An AI that is successfully “Friendly” poses an extistential risk of a kind that other AIs don’t pose. The main risk from an unfriendly AI is that it will kill all humans. That isn’t much of a risk; humans are on the way out in any case. Whereas the main risk from a “friendly” AI is that it will successfully impose a single set of values, defined by hairless monkeys, on the entire Universe until the end of time.
And, if you are afraid of unfriendly AI because you’re afraid it will kill you—why do you think that a “Friendly” AI is less likely to kill you? An “unfriendly” AI is following goals that probably appear random to us. There are arguments that it will inevitably take resources away from humans, but these are just that—arguments. Whereas a “friendly” AI will be designed to try to seize absolute power, and take every possible measure to prevent humans from creating another AI. If your name appears on this website, you’re already on its list of people whose continued existence will be risky.

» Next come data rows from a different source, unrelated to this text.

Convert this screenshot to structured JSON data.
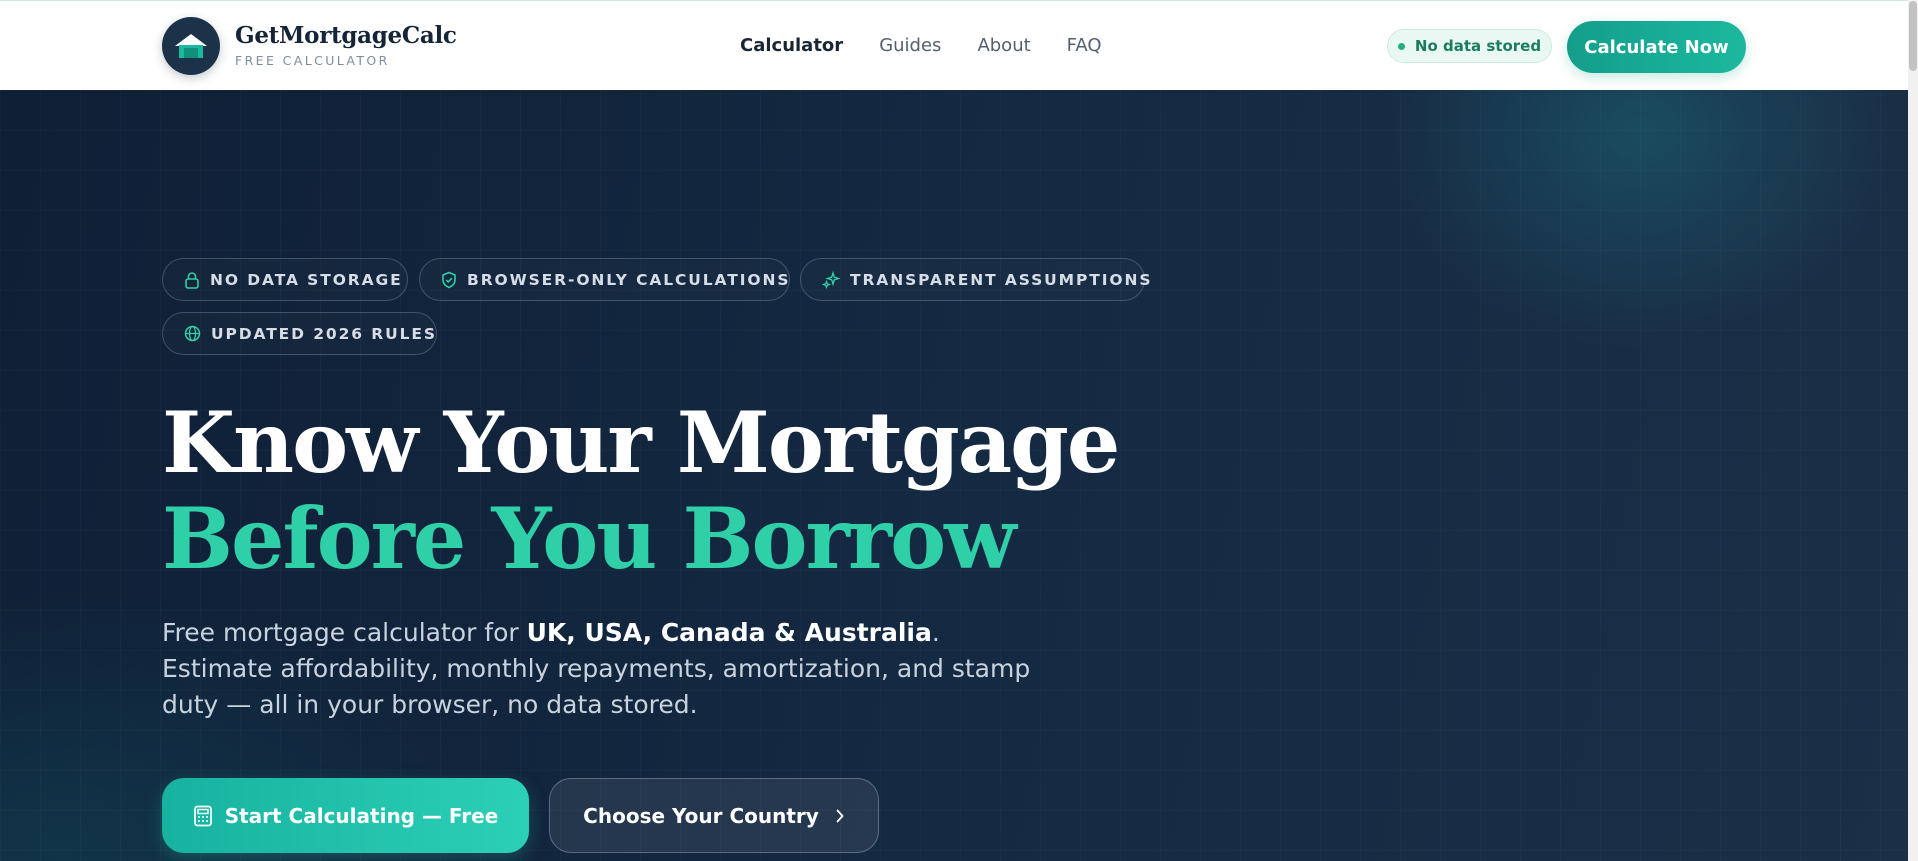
{
  "brand": {
    "name": "GetMortgageCalc",
    "tagline": "FREE CALCULATOR"
  },
  "nav": {
    "items": [
      {
        "label": "Calculator",
        "active": true
      },
      {
        "label": "Guides",
        "active": false
      },
      {
        "label": "About",
        "active": false
      },
      {
        "label": "FAQ",
        "active": false
      }
    ]
  },
  "header": {
    "privacy_pill": "No data stored",
    "cta_label": "Calculate Now"
  },
  "hero": {
    "badges": [
      {
        "label": "NO DATA STORAGE",
        "icon": "lock-icon"
      },
      {
        "label": "BROWSER-ONLY CALCULATIONS",
        "icon": "shield-check-icon"
      },
      {
        "label": "TRANSPARENT ASSUMPTIONS",
        "icon": "sparkles-icon"
      },
      {
        "label": "UPDATED 2026 RULES",
        "icon": "globe-icon"
      }
    ],
    "title_line1": "Know Your Mortgage",
    "title_line2": "Before You Borrow",
    "lede": {
      "intro": "Free mortgage calculator for ",
      "countries": "UK, USA, Canada & Australia",
      "rest": ". Estimate affordability, monthly repayments, amortization, and stamp duty — all in your browser, no data stored."
    },
    "primary_cta": "Start Calculating — Free",
    "secondary_cta": "Choose Your Country"
  },
  "colors": {
    "accent": "#1cb89e",
    "accent_text": "#2fcfa8",
    "hero_bg": "#142942",
    "header_bg": "#ffffff"
  }
}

(Also, all these numbers seem to be pulled out of thin air.)
I see no reason an AI with any other expansionist value system will not exhibit the exact same behaviour, except towards a different goal. There’s nothing so special about human values (except that they’re, y’know, good, but that’s a different issue).
You’re using a different definition of “friendly” than I am. An 80% chance SIAI’s AI is Unfriendly already contains all of your “takes over but messes everything up in unpredictable ways” scenarios.
The numbers were exaggerated for effect, to show contrast and my thought process. It seems to me that you think the probabilities are reversed.
The term “Friendly AI” refers to the production of human-benefiting, non-human-harming actions in Artificial Intelligence systems that have advanced to the point of making real-world plans in pursuit of goals.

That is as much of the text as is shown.